Jace was turning purple. Clary thumped him on the back. Church fell asleep, his feet waving in the air.
“I would like to interview him,” Diego said. “I think he would make a good subject for a paper for the Spiral Labyrinth.”
“He’s pretty busy right now, what with Max and Rafael,” said Clary. “I mean, you could ask . . .”
“Who’s Rafael?” Livvy asked.
“Their second son,” said Jace. “They just adopted a little boy in Argentina. A Shadowhunter who lost his parents in the Dark War.”
“In Buenos Aires!” Emma exclaimed, turning to Julian. “When we saw Magnus at Malcolm’s, he said Alec was in Buenos Aires, and that he was going to join him. That must have been what they were doing.”
Julian just nodded, but didn’t look up at her to acknowledge the shared memory. She shouldn’t expect him to, Emma reminded herself. Julian wasn’t going to be the way she remembered again for a long time, if ever.
She felt herself blush, though no one seemed to notice but Cristina, who shot her a look of concern. Diego had his arm around Cristina, but her hands were resting in her lap. She gave Emma a slight wave, more of a finger wiggle.
“Maybe we should get back to discussing the matter at hand,” Diana said. “If Makara remains only last a day or two on land . . .”
“Then that demon was at Malcolm’s house really recently,” said Livvy. “Like, well after he died.”
“Which is odd,” Julian said, glancing at the book. “It’s a deep-sea demon, pretty deadly and very big. You’d think someone would have noticed it. Plus, it can’t possibly have wanted anything from a collapsed house.”
“Who knows what desires a sea demon might possess?” said Mark.
“Assuming it wasn’t after Malcolm’s collection of elegant tentacle warmers,” said Julian, “we have to imagine that it was most likely summoned. Makara demons just don’t come up on land. They lurk on the ocean’s bottom and sometimes pull ships down.”
“Another warlock, then?” Jace suggested. “Someone Malcolm was working with?”

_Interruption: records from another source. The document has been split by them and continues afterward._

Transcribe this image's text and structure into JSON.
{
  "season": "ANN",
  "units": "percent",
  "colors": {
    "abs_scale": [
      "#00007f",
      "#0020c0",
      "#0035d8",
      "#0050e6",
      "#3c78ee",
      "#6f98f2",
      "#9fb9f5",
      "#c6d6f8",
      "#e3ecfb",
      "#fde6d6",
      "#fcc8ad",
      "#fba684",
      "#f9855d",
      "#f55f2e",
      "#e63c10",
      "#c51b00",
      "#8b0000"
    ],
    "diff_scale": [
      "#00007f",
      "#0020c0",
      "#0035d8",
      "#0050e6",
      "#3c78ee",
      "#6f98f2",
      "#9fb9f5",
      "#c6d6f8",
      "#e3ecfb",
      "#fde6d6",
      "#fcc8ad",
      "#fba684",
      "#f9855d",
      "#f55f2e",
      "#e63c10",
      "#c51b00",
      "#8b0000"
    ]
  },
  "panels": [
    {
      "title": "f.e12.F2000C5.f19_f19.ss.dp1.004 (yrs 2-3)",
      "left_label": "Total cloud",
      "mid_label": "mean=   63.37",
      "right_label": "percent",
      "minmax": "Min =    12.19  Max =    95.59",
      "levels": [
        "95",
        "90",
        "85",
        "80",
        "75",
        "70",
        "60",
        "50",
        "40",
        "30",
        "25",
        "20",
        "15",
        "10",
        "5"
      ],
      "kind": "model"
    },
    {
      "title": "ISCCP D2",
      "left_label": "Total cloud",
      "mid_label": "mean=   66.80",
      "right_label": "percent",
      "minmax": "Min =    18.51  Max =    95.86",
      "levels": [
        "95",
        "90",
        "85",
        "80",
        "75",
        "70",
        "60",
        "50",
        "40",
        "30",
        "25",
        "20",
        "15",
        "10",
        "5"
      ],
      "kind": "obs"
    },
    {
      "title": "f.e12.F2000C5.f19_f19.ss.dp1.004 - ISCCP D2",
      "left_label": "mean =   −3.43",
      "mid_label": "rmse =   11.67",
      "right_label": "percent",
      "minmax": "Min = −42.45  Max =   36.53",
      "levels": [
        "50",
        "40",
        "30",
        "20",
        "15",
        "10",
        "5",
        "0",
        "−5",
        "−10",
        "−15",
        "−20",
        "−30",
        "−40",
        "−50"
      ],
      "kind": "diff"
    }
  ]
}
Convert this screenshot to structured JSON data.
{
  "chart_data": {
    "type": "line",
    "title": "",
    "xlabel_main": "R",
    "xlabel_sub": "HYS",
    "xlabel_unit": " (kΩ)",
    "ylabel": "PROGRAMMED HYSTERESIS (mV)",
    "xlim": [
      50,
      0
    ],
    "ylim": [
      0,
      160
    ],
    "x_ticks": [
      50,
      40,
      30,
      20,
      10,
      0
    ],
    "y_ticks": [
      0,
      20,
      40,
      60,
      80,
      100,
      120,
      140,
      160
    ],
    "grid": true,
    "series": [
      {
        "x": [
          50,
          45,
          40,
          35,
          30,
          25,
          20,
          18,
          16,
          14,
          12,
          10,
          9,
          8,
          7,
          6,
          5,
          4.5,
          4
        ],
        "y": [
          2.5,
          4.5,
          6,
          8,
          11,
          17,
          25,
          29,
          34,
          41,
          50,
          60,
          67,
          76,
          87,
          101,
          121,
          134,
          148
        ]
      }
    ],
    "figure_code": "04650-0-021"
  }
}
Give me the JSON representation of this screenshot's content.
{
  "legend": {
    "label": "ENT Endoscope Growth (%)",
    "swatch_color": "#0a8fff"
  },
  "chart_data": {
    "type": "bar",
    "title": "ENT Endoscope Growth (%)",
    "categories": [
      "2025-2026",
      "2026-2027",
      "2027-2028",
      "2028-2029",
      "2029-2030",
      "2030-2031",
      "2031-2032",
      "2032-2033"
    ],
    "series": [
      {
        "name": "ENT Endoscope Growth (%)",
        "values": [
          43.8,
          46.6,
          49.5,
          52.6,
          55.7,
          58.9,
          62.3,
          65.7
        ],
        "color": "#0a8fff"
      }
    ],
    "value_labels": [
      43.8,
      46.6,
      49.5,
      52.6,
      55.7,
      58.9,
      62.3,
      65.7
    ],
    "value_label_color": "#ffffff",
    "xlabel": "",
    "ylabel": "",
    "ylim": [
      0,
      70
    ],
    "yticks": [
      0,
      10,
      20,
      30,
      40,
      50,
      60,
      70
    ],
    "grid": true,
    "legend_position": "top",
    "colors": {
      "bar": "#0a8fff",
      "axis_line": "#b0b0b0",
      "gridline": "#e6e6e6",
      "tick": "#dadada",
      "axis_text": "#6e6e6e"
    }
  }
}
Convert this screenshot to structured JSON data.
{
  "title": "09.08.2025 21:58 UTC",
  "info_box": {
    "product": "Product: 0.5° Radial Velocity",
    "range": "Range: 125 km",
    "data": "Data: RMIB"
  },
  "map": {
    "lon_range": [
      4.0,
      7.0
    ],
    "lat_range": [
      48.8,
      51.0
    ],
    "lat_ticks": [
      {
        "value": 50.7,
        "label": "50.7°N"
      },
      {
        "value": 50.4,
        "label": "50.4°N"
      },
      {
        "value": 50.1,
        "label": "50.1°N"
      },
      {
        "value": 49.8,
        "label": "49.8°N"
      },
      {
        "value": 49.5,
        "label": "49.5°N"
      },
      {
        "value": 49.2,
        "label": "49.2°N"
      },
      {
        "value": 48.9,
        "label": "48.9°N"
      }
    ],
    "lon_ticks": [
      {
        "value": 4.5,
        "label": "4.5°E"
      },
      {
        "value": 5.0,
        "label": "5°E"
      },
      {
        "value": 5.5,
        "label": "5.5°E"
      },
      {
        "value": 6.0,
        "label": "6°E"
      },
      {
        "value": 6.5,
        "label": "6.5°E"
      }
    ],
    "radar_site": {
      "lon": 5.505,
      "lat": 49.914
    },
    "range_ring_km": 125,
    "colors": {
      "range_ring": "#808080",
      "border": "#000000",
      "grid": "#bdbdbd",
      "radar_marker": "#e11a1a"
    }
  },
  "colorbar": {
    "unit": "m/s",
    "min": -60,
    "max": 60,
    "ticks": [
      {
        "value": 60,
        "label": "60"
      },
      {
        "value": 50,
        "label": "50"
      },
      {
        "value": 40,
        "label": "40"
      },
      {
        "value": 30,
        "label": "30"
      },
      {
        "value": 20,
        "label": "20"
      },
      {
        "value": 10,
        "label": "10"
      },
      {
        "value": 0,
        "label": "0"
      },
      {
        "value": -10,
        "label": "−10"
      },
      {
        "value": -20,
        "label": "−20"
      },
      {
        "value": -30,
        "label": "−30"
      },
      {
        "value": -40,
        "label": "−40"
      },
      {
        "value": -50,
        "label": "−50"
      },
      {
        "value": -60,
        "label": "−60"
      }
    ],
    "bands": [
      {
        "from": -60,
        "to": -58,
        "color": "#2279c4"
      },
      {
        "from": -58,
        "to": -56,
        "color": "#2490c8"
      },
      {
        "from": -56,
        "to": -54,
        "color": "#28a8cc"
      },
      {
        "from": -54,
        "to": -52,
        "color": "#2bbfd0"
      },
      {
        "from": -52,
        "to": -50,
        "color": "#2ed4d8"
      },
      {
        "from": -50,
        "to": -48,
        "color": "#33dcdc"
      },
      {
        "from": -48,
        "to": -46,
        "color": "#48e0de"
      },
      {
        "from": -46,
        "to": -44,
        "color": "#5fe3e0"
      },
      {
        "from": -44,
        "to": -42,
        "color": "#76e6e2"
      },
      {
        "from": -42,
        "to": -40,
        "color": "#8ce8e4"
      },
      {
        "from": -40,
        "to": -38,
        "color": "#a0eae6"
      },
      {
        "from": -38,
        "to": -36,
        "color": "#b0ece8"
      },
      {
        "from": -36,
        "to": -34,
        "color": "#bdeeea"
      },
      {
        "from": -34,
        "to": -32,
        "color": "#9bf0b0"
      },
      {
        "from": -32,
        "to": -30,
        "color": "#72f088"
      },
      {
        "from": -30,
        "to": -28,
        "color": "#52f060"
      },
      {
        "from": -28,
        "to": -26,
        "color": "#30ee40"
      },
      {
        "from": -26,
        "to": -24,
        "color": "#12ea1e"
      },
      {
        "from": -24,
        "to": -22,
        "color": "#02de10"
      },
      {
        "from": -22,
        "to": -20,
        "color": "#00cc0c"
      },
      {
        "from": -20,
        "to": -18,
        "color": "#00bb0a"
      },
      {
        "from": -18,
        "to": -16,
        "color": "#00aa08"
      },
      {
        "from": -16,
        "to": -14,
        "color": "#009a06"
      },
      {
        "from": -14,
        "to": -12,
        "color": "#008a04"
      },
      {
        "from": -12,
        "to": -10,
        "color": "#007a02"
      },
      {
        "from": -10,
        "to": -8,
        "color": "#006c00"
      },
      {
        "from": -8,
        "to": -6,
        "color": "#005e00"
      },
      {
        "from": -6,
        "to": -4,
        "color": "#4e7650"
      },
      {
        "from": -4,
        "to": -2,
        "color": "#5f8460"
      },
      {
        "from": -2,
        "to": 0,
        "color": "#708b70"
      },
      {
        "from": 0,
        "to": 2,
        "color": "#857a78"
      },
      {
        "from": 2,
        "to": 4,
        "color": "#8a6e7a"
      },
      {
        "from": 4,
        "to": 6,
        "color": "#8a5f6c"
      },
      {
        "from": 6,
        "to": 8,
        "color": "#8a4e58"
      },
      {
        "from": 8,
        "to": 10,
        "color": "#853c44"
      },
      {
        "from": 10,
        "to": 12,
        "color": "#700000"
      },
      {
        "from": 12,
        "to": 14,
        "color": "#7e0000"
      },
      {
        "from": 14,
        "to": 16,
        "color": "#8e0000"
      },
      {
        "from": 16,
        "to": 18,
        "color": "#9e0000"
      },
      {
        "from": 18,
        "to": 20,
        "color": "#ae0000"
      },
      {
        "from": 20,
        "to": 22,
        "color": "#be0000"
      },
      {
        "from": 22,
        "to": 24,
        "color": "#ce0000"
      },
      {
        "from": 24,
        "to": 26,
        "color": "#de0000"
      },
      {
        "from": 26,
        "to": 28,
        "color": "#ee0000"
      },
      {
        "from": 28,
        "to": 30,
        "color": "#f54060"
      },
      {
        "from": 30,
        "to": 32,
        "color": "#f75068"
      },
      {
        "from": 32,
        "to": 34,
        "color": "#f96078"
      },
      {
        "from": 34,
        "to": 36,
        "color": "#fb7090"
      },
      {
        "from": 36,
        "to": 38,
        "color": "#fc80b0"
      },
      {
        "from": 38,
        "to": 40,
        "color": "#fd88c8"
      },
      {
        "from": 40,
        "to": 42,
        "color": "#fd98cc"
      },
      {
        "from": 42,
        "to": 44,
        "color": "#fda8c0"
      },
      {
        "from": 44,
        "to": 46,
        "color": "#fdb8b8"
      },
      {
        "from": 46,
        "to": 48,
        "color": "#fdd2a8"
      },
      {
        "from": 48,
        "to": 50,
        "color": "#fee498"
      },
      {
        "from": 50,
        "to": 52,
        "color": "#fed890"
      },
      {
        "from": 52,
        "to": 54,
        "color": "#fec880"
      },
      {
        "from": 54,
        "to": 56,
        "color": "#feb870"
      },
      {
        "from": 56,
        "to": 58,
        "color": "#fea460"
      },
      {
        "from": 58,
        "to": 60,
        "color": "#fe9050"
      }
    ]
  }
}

“Catarina doesn’t believe Malcolm worked with anyone else,” said Diana. “He was friendly with Magnus, but he was otherwise something of a loner—for obvious reasons, it now appears.”
“If he was working with another warlock, he wouldn’t be likely to advertise the fact, though,” said Diego.
“It certainly appears Malcolm was determined to cause mischief from beyond the grave if anything happened to him,” said Diana.
“Well, the tentacle wasn’t the only thing we found,” Cristina said. “Mark, show them the glove.”
Emma had already seen it, on their way back from Malcolm’s, but she leaned in along with everyone else as Mark drew it from his jacket pocket and laid it on the table.
“The sigil of the Unseelie King,” said Mark. “A glove such as this is rare. Kieran wore such when he came to the Hunt. I could identify his brothers, sometimes, at revels, by their cloaks and gloves or gauntlets such as these.”
“So it’s odd Malcolm would have one,” said Livvy. Emma didn’t see Ty beside her; had he gone into the book stacks?
“No faerie prince would part with such a thing willingly,” said Mark. “Save as a special mark of favor, or to bind a promise.”
Diana frowned. “We know Malcolm was working with Iarlath.”
“But he was not a prince. Not even gentry,” said Mark. “This would indicate that Malcolm had sworn some kind of a bargain with the Unseelie Court itself.”
“We know he went to the Unseelie King years ago,” said Emma. “It was the Unseelie King who gave him the rhyme he was supposed to use to raise Annabel. ‘First the flame and then the flood—’?”
“?‘In the end, it’s Blackthorn blood,’?” Julian finished for her.